By RICHARD SPENCER, The Daily Telegraph | February 14, 2008

BEIJING — Beijing may have made no response to Steven Spielberg's decision to pull out of the Beijing Olympics, but not because it does not feel strongly about what it sees as deliberate attempts to "humiliate" and "demonize" China.

Its slow response may be because — in keeping with its domestic attitudes — it would be unwilling to take the views of a show-business personality seriously.

But its response, when it comes, is easy to predict. "To link the Darfur issue to the Olympics is a move to politicize the Olympics, and this is inconsistent with the Olympic spirit and will bear no fruit," Jiang Yu, a government spokesman, said last month.

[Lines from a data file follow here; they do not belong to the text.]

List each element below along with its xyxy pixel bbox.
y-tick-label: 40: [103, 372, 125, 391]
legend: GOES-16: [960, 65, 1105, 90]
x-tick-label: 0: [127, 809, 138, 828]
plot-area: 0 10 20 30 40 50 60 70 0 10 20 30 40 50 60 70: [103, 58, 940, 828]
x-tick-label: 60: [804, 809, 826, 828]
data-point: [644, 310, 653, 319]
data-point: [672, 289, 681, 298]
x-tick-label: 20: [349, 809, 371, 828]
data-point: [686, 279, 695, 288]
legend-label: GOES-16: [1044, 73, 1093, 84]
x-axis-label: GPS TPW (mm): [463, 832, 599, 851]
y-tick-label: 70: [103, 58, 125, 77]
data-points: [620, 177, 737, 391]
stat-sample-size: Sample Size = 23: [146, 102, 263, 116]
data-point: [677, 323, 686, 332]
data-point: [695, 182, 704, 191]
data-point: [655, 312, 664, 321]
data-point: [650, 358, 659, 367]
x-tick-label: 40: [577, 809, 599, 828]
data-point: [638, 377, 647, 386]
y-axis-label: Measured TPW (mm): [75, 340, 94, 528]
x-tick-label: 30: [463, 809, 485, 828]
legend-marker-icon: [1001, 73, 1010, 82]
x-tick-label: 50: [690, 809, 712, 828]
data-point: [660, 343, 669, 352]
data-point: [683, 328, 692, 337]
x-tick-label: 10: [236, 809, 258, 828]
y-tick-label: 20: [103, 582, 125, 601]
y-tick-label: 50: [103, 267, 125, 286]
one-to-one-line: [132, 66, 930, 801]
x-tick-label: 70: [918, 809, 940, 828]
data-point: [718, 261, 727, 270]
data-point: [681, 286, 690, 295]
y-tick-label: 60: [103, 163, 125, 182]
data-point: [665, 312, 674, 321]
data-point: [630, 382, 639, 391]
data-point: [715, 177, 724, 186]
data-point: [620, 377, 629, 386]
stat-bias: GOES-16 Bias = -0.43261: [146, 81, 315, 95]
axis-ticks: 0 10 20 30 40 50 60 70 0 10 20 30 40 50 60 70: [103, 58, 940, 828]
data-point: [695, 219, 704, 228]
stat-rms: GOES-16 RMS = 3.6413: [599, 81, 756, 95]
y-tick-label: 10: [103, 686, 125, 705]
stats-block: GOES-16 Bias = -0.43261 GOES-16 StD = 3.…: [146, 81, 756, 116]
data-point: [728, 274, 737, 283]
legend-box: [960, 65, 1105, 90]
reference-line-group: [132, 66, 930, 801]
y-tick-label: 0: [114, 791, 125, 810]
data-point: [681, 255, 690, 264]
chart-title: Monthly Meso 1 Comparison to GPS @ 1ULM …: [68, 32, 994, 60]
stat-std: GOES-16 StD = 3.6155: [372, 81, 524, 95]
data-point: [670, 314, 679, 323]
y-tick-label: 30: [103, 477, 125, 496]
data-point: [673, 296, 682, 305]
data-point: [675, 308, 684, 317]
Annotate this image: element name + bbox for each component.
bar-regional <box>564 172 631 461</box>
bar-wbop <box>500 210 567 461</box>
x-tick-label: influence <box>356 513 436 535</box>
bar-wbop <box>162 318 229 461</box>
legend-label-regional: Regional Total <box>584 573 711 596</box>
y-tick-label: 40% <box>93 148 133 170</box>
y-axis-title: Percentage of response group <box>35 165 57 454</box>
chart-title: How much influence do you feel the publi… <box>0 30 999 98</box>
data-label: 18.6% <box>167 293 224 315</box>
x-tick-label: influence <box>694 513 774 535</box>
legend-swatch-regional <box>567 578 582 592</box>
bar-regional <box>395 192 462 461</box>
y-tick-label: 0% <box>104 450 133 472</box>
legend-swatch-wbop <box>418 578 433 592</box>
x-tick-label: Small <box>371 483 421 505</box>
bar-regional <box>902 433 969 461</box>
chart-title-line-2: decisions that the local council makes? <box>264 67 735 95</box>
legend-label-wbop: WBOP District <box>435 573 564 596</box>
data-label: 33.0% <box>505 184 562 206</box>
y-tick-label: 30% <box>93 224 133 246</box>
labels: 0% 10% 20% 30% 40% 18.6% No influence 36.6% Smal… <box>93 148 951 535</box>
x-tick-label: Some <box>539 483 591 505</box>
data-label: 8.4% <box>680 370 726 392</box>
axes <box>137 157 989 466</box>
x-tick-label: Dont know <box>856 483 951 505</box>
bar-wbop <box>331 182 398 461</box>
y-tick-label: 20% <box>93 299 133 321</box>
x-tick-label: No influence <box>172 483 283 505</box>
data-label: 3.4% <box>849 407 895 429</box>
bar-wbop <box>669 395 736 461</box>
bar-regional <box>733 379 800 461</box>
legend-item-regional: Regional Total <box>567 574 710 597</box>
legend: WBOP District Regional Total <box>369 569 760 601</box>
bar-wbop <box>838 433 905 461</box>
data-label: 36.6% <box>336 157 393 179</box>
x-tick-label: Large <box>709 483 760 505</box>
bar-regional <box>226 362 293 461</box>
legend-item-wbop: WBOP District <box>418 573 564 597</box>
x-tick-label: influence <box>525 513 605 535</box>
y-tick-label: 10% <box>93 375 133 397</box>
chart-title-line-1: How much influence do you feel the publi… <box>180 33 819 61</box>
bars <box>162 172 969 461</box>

Yesterday, the Global Times, the often-nationalistic foreign affairs weekly published by the communist People's Daily addressed the British Olympic Committee's attempts to ban athletes from talking politics. "It is hard to see Western bias dying down in the short term," it said.

The Xinhua news agency, in a commentary written before Mr. Spielberg made his decision public, said criticism over Darfur laid bare a "plot trying to demonize China, and to disrupt preparations."

"China will not tolerate baseless accusations; and firmly opposes the practice of using the Olympic Games to hype up political issues such as Darfur," it said.

The issue is an ideal one for the so-called fen qing, literally "angry youth," a popular term used to describe young men who, while often no lovers of the Communist Party, tend to regard foreign criticism as part of a centuries' old plot against the nation.

While the row over Mr. Spielberg's involvement has received little coverage in the press since it first blew up last April, some "angry youths" have taken their views online. Many asked why China should be singled out as responsible for the actions of the Sudanese government, and said America and former colonial powers were more to blame.

These views were echoed on the streets of Beijing Wednesday. "There is no need for China to pay the bill for the human rights conditions of any other country," a 27-year-old surnamed Mao said.